Optimization of Micro-Electromechanical Lorentz Actuator Using a Surrogate Model Accelerated Genetic Algorithm ^†

Abstract

A surrogate model (SM)-assisted multi-objective genetic algorithm (GA) is presented that is used to accelerate the performance optimization of a MEMS actuator. The GA employs both finite element method (FEM) simulations and the SM together to undertake the multi-objective optimization. The algorithm evolves the actuator geometry to meet a required 1 µm displacement while seeking to achieve the objectives of minimal temperature rise and resonant frequency over 5 kHz. The result is a continuous surface of Pareto optimal designs for the decision maker to choose from. The SM was found to compute similar solutions as the FEM with a 100,000× faster computation speed.

1. Introduction

Genetic algorithms (GAs) have been used to find optimal MEMS designs by several research groups [1]. GAs are used because of their ability to evolve the design of MEMS towards multi-objective performance needs. The device to be optimized in this paper is a MEMS Lorentz actuator (Figure 1a). This Lorentz actuator is to be used in an array to control the topology of a deformable mirror’s (DM) reflective surface. The Lorentz force controlling the actuator motion is proportional to the strength of an external magnetic field, in this case B = 0.3 T, and the actuation current [2]. The GA is assisted by an SM, which means that after a certain number of generations, a machine learning model is trained to map the device’s design inputs to its performance outputs to within a certain tolerance. The much faster SM is used to replace most of the time-consuming FEM evaluations of device performance. Furthermore, the SM allows for the decision maker to rapidly estimate and explore the performance of devices in the solution space’s continuous hyper-surface that were not explicitly calculated by the population evolved during the GA optimization.

2. Method

The “U-shaped” Lorentz actuator consists of a central crossbar supported by micro-springs on either side. The substrate material is silicon, with an aluminum coating to enable current flow across the actuator. The GA optimizes the design by first parameterizing the design into nine geometric design variables, each of which is given a range of possible values. The GA explores this nine-dimensional design space by iteratively combining and altering the best performing designs, with the goal of seeking the objectives of the following: 1 µm vertical displacement of the central crossbar; minimal temperature change; and a resonance frequency that is over 5 kHz. The conclusion of the GA’s evolutionary process results in a Pareto optimal set of device designs that can no longer be improved within the parameter ranges.

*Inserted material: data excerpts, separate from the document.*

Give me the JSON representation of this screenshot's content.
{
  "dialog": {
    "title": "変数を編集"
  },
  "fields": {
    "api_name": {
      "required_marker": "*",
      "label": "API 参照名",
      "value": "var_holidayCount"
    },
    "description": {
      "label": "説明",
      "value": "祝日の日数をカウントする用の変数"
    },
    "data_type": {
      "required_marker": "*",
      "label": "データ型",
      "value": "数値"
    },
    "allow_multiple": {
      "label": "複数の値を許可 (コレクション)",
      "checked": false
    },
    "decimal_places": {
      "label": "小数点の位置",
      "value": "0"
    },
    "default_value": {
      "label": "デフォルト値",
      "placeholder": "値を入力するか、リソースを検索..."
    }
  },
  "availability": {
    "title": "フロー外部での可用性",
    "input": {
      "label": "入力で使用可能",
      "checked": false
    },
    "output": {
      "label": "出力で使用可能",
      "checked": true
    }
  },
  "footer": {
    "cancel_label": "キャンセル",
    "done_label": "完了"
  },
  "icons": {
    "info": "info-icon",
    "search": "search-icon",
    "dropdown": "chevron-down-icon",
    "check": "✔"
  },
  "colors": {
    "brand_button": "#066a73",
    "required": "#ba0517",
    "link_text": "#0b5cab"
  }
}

The algorithm implemented is the second version of the non-dominated sorting genetic algorithm (NSGA-II) [2]. This NSGA-II implementation initializes 256 randomly chosen device designs. The end goal of the algorithm’s device evolutions is to produce 256 non-dominated designs, which means no single objective can be improved without a simultaneous decrease in performance to at least one other objective. The GA algorithm is setup so that each iteration produces 256 new designs, with 80% produced using simulated binary crossover (SBX) with binary tournament selection, and the remaining 20% being produced using single-point polynomial mutation (PM) and random selection. Both SBX and PM use a distribution index of 16. At the end of each generation, an SM is trained using the FEM data of each device performance to enable the SM to predict performance parameters to under 5% mean absolute error. Then, the SM is employed to undertake 90% of the time-costly FEM evaluations, with the remaining 10% still being solved using FEM to continually validate the model’s performance. For this generalized device, an FEM evaluation requires 5.1 s of computer time, whereas the SM evaluation takes only 50 µs, representing a computational acceleration of about 100,000 times.

3. Results and Discussion

Table 1. Selected results from the optimization, each operating at required 1 µm displacement.

Actuation Current (mA)	Temperature Increase (°C)	Mechanical Stress (MPa)	Resonance Frequency, f0 (kHz)	Comments
4.68	7.35	2.89	2.58	Original design (a)
14.0	2.25	2.22	5.96	Best stress and f0 (b)
36.0	0.99	2.33	4.61	Best temp. increase (c)

shows the performance of the original unoptimized design and four feasible optimized designs after 55 iterations of the NSGA-II algorithm. Figure 1 shows the designs for each of the devices considered. The algorithmic optimization results show improvements, in simulation, in all objectives except actuation current compared to the initial design. The designer can then decide which optimized design best meets their objectives given the trade-offs from the other optimized designs.